Trois pièces décident du versement à Ubexy : le devis portant les critères de décence et un engagement de loyer maîtrisé, l'attestation RGE de un opérateur agréé par l'Anah et le constat de décence après travaux. Leur absence ne fait pas perdre le droit à l'aide — jusqu'à 32 000 € — mais elle en gèle le paiement.
Le métré fait foi avant toute discussion de prix : à Ubexy, sur une base de 115 m² en zone H1b, la remise à niveau d'un logement mis en location représente de l'ordre de 29 logement du parc locatif. Multiplié par un prix unitaire de 22 000 à 45 000 €, on obtient une fourchette de 638 000 € à 1 305 000 € TTC, que le plafond d'assiette de 40 000 € HT vient ensuite borner.
Rapporté au plan de financement, le logement loué représente de l'ordre de 2429 % du montant plafonné retenu à Ubexy. Un ménage très modeste voit donc ce seul poste couvert à hauteur de 32 000 € par MaPrimeRénov' Parcours accompagné, un ménage intermédiaire à hauteur de 18 000 €.
Exigence opposable à Ubexy : les critères de décence et un engagement de loyer maîtrisé. Elle doit figurer sur le devis initial, pas seulement sur la facture.

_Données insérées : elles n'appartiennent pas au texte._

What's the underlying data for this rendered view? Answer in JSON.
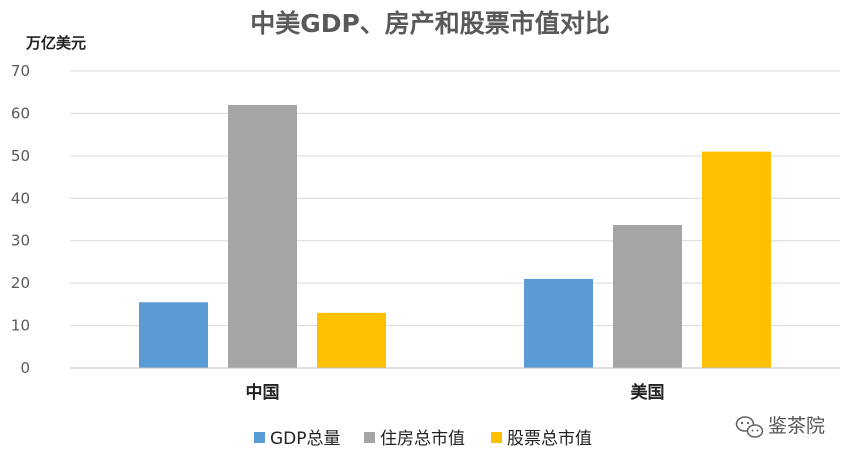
{
  "chart_data": {
    "type": "bar",
    "title": "中美GDP、房产和股票市值对比",
    "ylabel": "万亿美元",
    "xlabel": "",
    "categories": [
      "中国",
      "美国"
    ],
    "series": [
      {
        "name": "GDP总量",
        "color": "#5b9bd5",
        "values": [
          15.5,
          21
        ]
      },
      {
        "name": "住房总市值",
        "color": "#a5a5a5",
        "values": [
          62,
          33.7
        ]
      },
      {
        "name": "股票总市值",
        "color": "#ffc000",
        "values": [
          13,
          51
        ]
      }
    ],
    "ylim": [
      0,
      70
    ],
    "yticks": [
      0,
      10,
      20,
      30,
      40,
      50,
      60,
      70
    ],
    "grid": true,
    "legend_position": "bottom"
  },
  "watermark": {
    "text": "鉴茶院",
    "icon": "wechat-icon"
  }
}
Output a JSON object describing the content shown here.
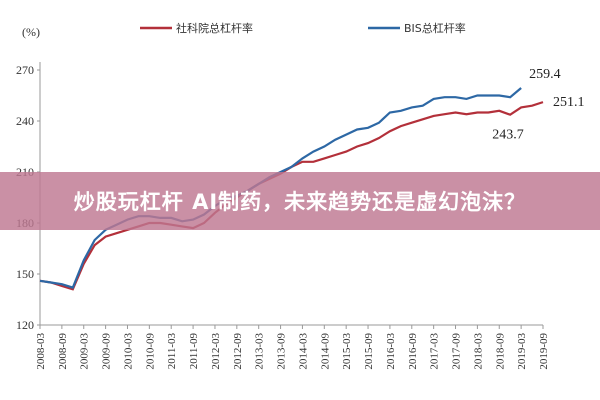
{
  "chart_data": {
    "type": "line",
    "y_label": "(%)",
    "categories": [
      "2008-03",
      null,
      "2008-09",
      null,
      "2009-03",
      null,
      "2009-09",
      null,
      "2010-03",
      null,
      "2010-09",
      null,
      "2011-03",
      null,
      "2011-09",
      null,
      "2012-03",
      null,
      "2012-09",
      null,
      "2013-03",
      null,
      "2013-09",
      null,
      "2014-03",
      null,
      "2014-09",
      null,
      "2015-03",
      null,
      "2015-09",
      null,
      "2016-03",
      null,
      "2016-09",
      null,
      "2017-03",
      null,
      "2017-09",
      null,
      "2018-03",
      null,
      "2018-09",
      null,
      "2019-03",
      null,
      "2019-09"
    ],
    "series": [
      {
        "name": "社科院总杠杆率",
        "color": "#b3303a",
        "values": [
          146,
          145,
          143,
          141,
          156,
          167,
          172,
          174,
          176,
          178,
          180,
          180,
          179,
          178,
          177,
          180,
          186,
          191,
          195,
          199,
          203,
          206,
          209,
          213,
          216,
          216,
          218,
          220,
          222,
          225,
          227,
          230,
          234,
          237,
          239,
          241,
          243,
          244,
          245,
          244,
          245,
          245,
          246,
          243.7,
          248,
          249,
          251.1
        ]
      },
      {
        "name": "BIS总杠杆率",
        "color": "#2d68a5",
        "values": [
          146,
          145,
          144,
          142,
          158,
          170,
          176,
          179,
          182,
          184,
          184,
          183,
          183,
          181,
          182,
          185,
          190,
          194,
          196,
          199,
          203,
          207,
          210,
          213,
          218,
          222,
          225,
          229,
          232,
          235,
          236,
          239,
          245,
          246,
          248,
          249,
          253,
          254,
          254,
          253,
          255,
          255,
          255,
          254,
          259.4,
          null,
          null
        ]
      }
    ],
    "ylim": [
      120,
      270
    ],
    "yticks": [
      120,
      150,
      180,
      210,
      240,
      270
    ]
  },
  "banner": "炒股玩杠杆 AI制药，未来趋势还是虚幻泡沫？"
}
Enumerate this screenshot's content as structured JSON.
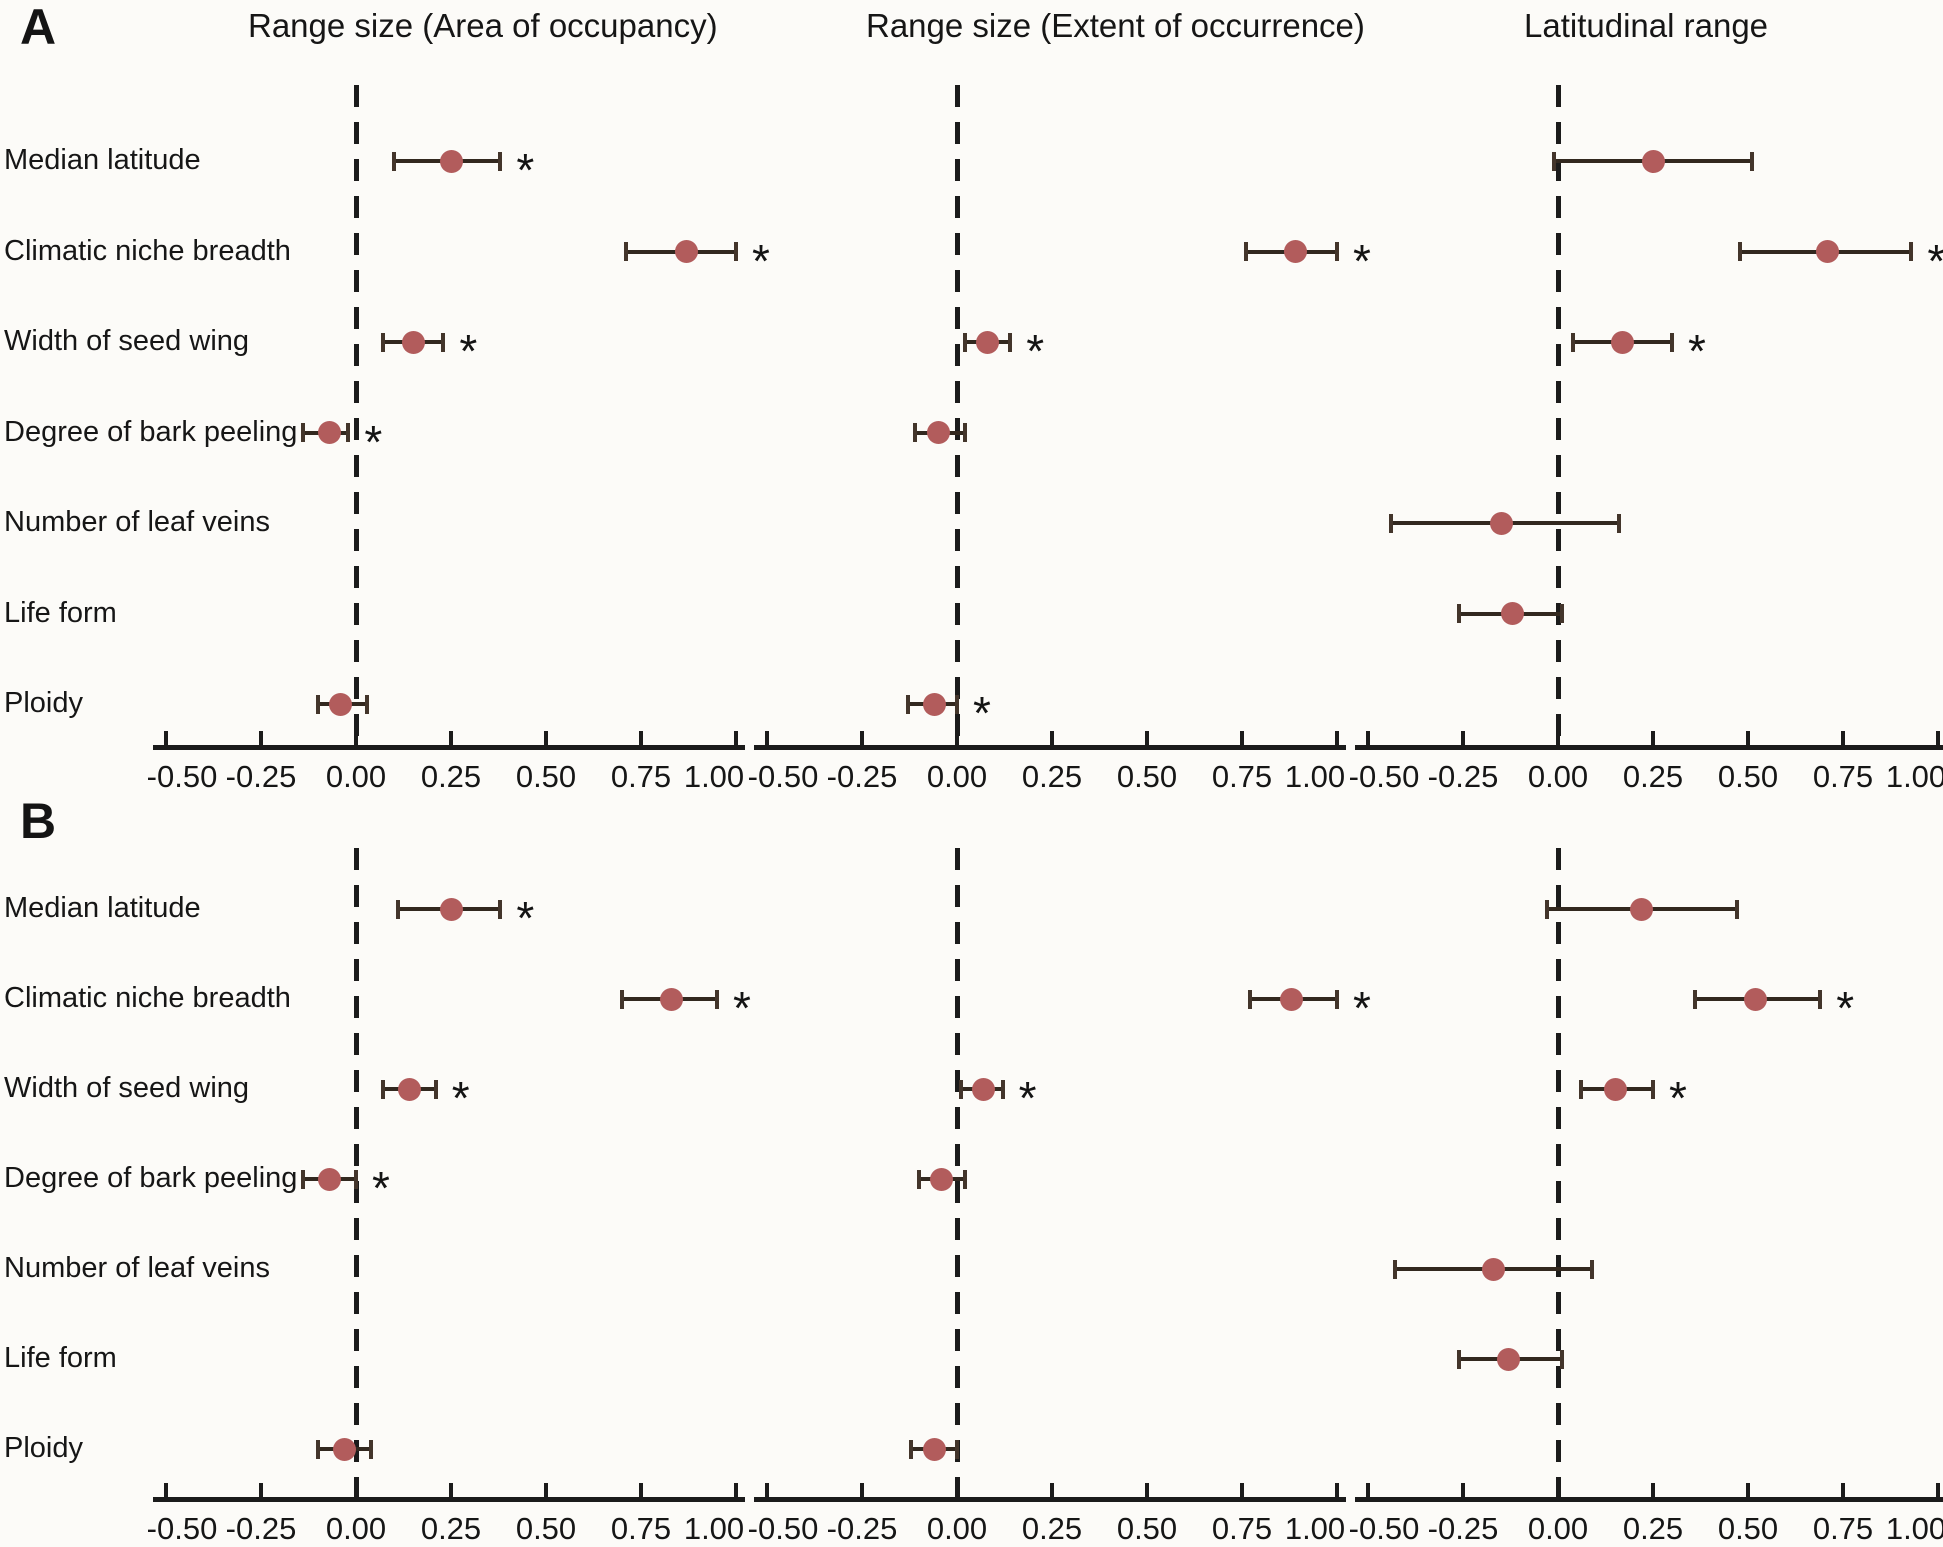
{
  "figure": {
    "panel_a_label": "A",
    "panel_b_label": "B",
    "column_titles": [
      "Range size (Area of occupancy)",
      "Range size (Extent of occurrence)",
      "Latitudinal range"
    ],
    "row_labels": [
      "Median latitude",
      "Climatic niche breadth",
      "Width of seed wing",
      "Degree of bark peeling",
      "Number of leaf veins",
      "Life form",
      "Ploidy"
    ],
    "axis_ticks": [
      "-0.50",
      "-0.25",
      "0.00",
      "0.25",
      "0.50",
      "0.75",
      "1.00"
    ],
    "significance_marker": "*"
  },
  "colors": {
    "dot": "#b25c5c",
    "error_bar": "#32281f",
    "axis": "#1b1b1b",
    "text": "#161616",
    "background": "#fcfbf8"
  },
  "chart_data": [
    {
      "type": "scatter",
      "panel": "A",
      "panel_index": 0,
      "column_index": 0,
      "column": "Range size (Area of occupancy)",
      "xlim": [
        -0.5,
        1.0
      ],
      "x_ticks": [
        -0.5,
        -0.25,
        0.0,
        0.25,
        0.5,
        0.75,
        1.0
      ],
      "zero_line": true,
      "categories": [
        "Median latitude",
        "Climatic niche breadth",
        "Width of seed wing",
        "Degree of bark peeling",
        "Number of leaf veins",
        "Life form",
        "Ploidy"
      ],
      "estimates": [
        0.25,
        0.87,
        0.15,
        -0.07,
        null,
        null,
        -0.04
      ],
      "ci_low": [
        0.1,
        0.71,
        0.07,
        -0.14,
        null,
        null,
        -0.1
      ],
      "ci_high": [
        0.38,
        1.0,
        0.23,
        -0.02,
        null,
        null,
        0.03
      ],
      "significant": [
        true,
        true,
        true,
        true,
        false,
        false,
        false
      ]
    },
    {
      "type": "scatter",
      "panel": "A",
      "panel_index": 0,
      "column_index": 1,
      "column": "Range size (Extent of occurrence)",
      "xlim": [
        -0.5,
        1.0
      ],
      "x_ticks": [
        -0.5,
        -0.25,
        0.0,
        0.25,
        0.5,
        0.75,
        1.0
      ],
      "zero_line": true,
      "categories": [
        "Median latitude",
        "Climatic niche breadth",
        "Width of seed wing",
        "Degree of bark peeling",
        "Number of leaf veins",
        "Life form",
        "Ploidy"
      ],
      "estimates": [
        null,
        0.89,
        0.08,
        -0.05,
        null,
        null,
        -0.06
      ],
      "ci_low": [
        null,
        0.76,
        0.02,
        -0.11,
        null,
        null,
        -0.13
      ],
      "ci_high": [
        null,
        1.0,
        0.14,
        0.02,
        null,
        null,
        0.0
      ],
      "significant": [
        false,
        true,
        true,
        false,
        false,
        false,
        true
      ]
    },
    {
      "type": "scatter",
      "panel": "A",
      "panel_index": 0,
      "column_index": 2,
      "column": "Latitudinal range",
      "xlim": [
        -0.5,
        1.0
      ],
      "x_ticks": [
        -0.5,
        -0.25,
        0.0,
        0.25,
        0.5,
        0.75,
        1.0
      ],
      "zero_line": true,
      "categories": [
        "Median latitude",
        "Climatic niche breadth",
        "Width of seed wing",
        "Degree of bark peeling",
        "Number of leaf veins",
        "Life form",
        "Ploidy"
      ],
      "estimates": [
        0.25,
        0.71,
        0.17,
        null,
        -0.15,
        -0.12,
        null
      ],
      "ci_low": [
        -0.01,
        0.48,
        0.04,
        null,
        -0.44,
        -0.26,
        null
      ],
      "ci_high": [
        0.51,
        0.93,
        0.3,
        null,
        0.16,
        0.01,
        null
      ],
      "significant": [
        false,
        true,
        true,
        false,
        false,
        false,
        false
      ]
    },
    {
      "type": "scatter",
      "panel": "B",
      "panel_index": 1,
      "column_index": 0,
      "column": "Range size (Area of occupancy)",
      "xlim": [
        -0.5,
        1.0
      ],
      "x_ticks": [
        -0.5,
        -0.25,
        0.0,
        0.25,
        0.5,
        0.75,
        1.0
      ],
      "zero_line": true,
      "categories": [
        "Median latitude",
        "Climatic niche breadth",
        "Width of seed wing",
        "Degree of bark peeling",
        "Number of leaf veins",
        "Life form",
        "Ploidy"
      ],
      "estimates": [
        0.25,
        0.83,
        0.14,
        -0.07,
        null,
        null,
        -0.03
      ],
      "ci_low": [
        0.11,
        0.7,
        0.07,
        -0.14,
        null,
        null,
        -0.1
      ],
      "ci_high": [
        0.38,
        0.95,
        0.21,
        0.0,
        null,
        null,
        0.04
      ],
      "significant": [
        true,
        true,
        true,
        true,
        false,
        false,
        false
      ]
    },
    {
      "type": "scatter",
      "panel": "B",
      "panel_index": 1,
      "column_index": 1,
      "column": "Range size (Extent of occurrence)",
      "xlim": [
        -0.5,
        1.0
      ],
      "x_ticks": [
        -0.5,
        -0.25,
        0.0,
        0.25,
        0.5,
        0.75,
        1.0
      ],
      "zero_line": true,
      "categories": [
        "Median latitude",
        "Climatic niche breadth",
        "Width of seed wing",
        "Degree of bark peeling",
        "Number of leaf veins",
        "Life form",
        "Ploidy"
      ],
      "estimates": [
        null,
        0.88,
        0.07,
        -0.04,
        null,
        null,
        -0.06
      ],
      "ci_low": [
        null,
        0.77,
        0.01,
        -0.1,
        null,
        null,
        -0.12
      ],
      "ci_high": [
        null,
        1.0,
        0.12,
        0.02,
        null,
        null,
        0.0
      ],
      "significant": [
        false,
        true,
        true,
        false,
        false,
        false,
        false
      ]
    },
    {
      "type": "scatter",
      "panel": "B",
      "panel_index": 1,
      "column_index": 2,
      "column": "Latitudinal range",
      "xlim": [
        -0.5,
        1.0
      ],
      "x_ticks": [
        -0.5,
        -0.25,
        0.0,
        0.25,
        0.5,
        0.75,
        1.0
      ],
      "zero_line": true,
      "categories": [
        "Median latitude",
        "Climatic niche breadth",
        "Width of seed wing",
        "Degree of bark peeling",
        "Number of leaf veins",
        "Life form",
        "Ploidy"
      ],
      "estimates": [
        0.22,
        0.52,
        0.15,
        null,
        -0.17,
        -0.13,
        null
      ],
      "ci_low": [
        -0.03,
        0.36,
        0.06,
        null,
        -0.43,
        -0.26,
        null
      ],
      "ci_high": [
        0.47,
        0.69,
        0.25,
        null,
        0.09,
        0.01,
        null
      ],
      "significant": [
        false,
        true,
        true,
        false,
        false,
        false,
        false
      ]
    }
  ]
}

Un dossier de la remise à niveau d'un logement mis en location qui en fait l'économie s'expose à un refus de prise en charge, l'aide comme le CEE s'appuyant sur ce critère.
Structure du parc d'Ubexy : 93 % de maisons individuelles, soit environ 65 logements sur 70 résidences principales. C'est cette proportion qui détermine, pour la remise à niveau d'un logement mis en location, le poids réel de la vacance du logement pendant les travaux lourds dans les projets déposés.
Pourquoi la même solution ne se classe pas au même rang partout : à Ubexy relève de la zone H1b, dont la base conventionnelle atteint 250 kWh/m²/an. Le temps de retour de la remise à niveau d'un logement mis en location s'en trouve mécaniquement raccourci par rapport aux zones plus douces.
Ce qu'il reste à payer, mois par mois : sur le cas type à Ubexy, 6 000 € après aides, soit de l'ordre de 35 € mensuels sur quinze ans en prêt à taux zéro. L'économie de facture attendue, 1 700 € par an, absorbe une part significative de cette mensualité.